Ineichen is one of six seniors on this year’s rugby team, which had a great core of experience and plenty of new faces. The new players have stepped up to the plate, even during the tough conditions, added Cook.

Cook has been playing rugby since high school, but the state championships were his final competition. Travis Spencer, Eric Gates and Jason Anderson round out the seniors who put the UWRF jersey on for their final season. For some players, like Engen, competing for UWRF was the first time they have ever played rugby. Nevertheless, four years later, Engen was voted team captain and was instrumental to this year’s team success.

Teammates Cook, Ineichen and Sam Gartmann had nothing but praise for Engen, who helped run the practices and get the players in condition for the grueling rugby season. UWRF is one of few teams that have a player-coach.

The rugby team at UWRF has 38 players. Cook described rugby as a mixture of soccer and football. “Rugby came from soccer, and from rugby came football,” said Cook. The game is played with 15 players on the field with continuous time consisting of two 40-minute halves. The main difference, or unique rule said Cook, is that in rugby you have to pass backwards. Ineichen added that even though rugby is played without pads, the rules are designed to protect the players. Cook explained a main difference when it comes to tackling. “In football you can just full-out go and tackle someone. But in rugby, you have to completely wrap around the person before you can tackle them,” said Cook.

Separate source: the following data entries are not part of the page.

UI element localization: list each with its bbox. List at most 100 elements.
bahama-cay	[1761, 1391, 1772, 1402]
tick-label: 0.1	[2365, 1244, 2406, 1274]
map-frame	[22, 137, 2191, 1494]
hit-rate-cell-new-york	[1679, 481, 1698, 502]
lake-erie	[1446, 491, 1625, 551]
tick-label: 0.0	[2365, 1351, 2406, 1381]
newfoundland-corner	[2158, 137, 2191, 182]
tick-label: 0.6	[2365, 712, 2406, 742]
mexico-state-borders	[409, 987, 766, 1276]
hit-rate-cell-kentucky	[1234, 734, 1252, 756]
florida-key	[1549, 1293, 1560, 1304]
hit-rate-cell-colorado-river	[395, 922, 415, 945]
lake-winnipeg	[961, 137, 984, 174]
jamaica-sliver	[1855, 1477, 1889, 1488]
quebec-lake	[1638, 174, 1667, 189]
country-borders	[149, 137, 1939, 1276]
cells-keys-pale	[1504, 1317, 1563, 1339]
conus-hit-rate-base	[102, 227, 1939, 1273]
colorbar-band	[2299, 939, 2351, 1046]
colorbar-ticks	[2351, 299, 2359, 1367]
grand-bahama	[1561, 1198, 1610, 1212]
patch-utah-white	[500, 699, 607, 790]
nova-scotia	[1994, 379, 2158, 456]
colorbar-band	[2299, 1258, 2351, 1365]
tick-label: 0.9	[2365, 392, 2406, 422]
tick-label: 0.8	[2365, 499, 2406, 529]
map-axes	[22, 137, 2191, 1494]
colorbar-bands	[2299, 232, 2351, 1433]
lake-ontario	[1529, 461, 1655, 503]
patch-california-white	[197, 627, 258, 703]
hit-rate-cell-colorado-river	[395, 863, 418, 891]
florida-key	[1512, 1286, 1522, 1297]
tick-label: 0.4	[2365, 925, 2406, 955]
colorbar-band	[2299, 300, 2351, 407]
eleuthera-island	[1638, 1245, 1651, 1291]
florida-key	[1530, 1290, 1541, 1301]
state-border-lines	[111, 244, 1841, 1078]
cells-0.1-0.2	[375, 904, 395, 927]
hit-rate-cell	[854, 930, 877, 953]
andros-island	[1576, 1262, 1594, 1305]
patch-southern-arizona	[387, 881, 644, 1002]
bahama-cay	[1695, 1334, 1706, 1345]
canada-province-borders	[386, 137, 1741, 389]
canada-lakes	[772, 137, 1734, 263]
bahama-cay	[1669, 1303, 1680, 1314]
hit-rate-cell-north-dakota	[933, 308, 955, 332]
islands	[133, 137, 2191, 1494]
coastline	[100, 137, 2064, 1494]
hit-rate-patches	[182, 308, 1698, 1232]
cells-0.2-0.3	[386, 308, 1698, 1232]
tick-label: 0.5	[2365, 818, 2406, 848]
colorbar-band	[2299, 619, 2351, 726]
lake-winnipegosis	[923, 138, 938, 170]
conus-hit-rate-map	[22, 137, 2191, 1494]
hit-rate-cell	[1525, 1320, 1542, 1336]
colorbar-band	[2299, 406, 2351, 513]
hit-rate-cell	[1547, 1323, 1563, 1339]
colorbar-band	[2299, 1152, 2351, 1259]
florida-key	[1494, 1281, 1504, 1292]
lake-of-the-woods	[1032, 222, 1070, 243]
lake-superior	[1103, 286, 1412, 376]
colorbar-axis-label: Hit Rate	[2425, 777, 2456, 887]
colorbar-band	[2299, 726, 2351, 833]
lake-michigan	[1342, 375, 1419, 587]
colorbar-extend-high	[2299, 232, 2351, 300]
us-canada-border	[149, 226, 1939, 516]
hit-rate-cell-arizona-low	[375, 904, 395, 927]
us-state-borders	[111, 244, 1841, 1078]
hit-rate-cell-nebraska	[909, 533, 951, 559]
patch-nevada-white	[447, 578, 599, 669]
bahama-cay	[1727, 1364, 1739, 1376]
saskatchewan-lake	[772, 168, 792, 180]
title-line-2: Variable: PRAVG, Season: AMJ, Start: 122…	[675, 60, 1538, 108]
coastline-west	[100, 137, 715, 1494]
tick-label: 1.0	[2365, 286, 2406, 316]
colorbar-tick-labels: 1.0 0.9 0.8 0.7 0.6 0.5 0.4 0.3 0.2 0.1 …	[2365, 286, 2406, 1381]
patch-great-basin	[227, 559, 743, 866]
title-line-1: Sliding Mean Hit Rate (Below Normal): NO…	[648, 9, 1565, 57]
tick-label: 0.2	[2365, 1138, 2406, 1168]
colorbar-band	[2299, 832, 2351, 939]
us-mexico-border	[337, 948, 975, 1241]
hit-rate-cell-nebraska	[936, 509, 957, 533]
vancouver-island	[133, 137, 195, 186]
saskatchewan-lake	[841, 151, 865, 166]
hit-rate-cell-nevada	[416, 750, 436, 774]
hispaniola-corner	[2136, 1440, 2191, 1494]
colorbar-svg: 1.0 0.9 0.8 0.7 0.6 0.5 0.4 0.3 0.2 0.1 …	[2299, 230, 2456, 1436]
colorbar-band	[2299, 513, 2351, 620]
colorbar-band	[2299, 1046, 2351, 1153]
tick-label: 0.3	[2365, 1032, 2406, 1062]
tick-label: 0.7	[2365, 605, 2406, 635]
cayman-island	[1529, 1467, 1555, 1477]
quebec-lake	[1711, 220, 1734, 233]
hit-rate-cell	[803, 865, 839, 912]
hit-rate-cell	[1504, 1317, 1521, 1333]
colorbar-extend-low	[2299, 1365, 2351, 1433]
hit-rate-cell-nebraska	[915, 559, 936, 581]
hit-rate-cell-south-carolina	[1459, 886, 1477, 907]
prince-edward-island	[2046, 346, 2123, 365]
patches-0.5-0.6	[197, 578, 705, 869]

Gartmann described the experience of playing rugby as a “full-body workout in which you have to be in top condition.” This top condition has led UWRF to be one of the best programs throughout the Midwest. Even though they will lose several seniors heading into next season, Gartmann says there is “a lot of promise for the future.”

UWRF is now waiting to hear if they received a berth to the Midwest Playoffs. If they make it, it would be a first in UWRF history.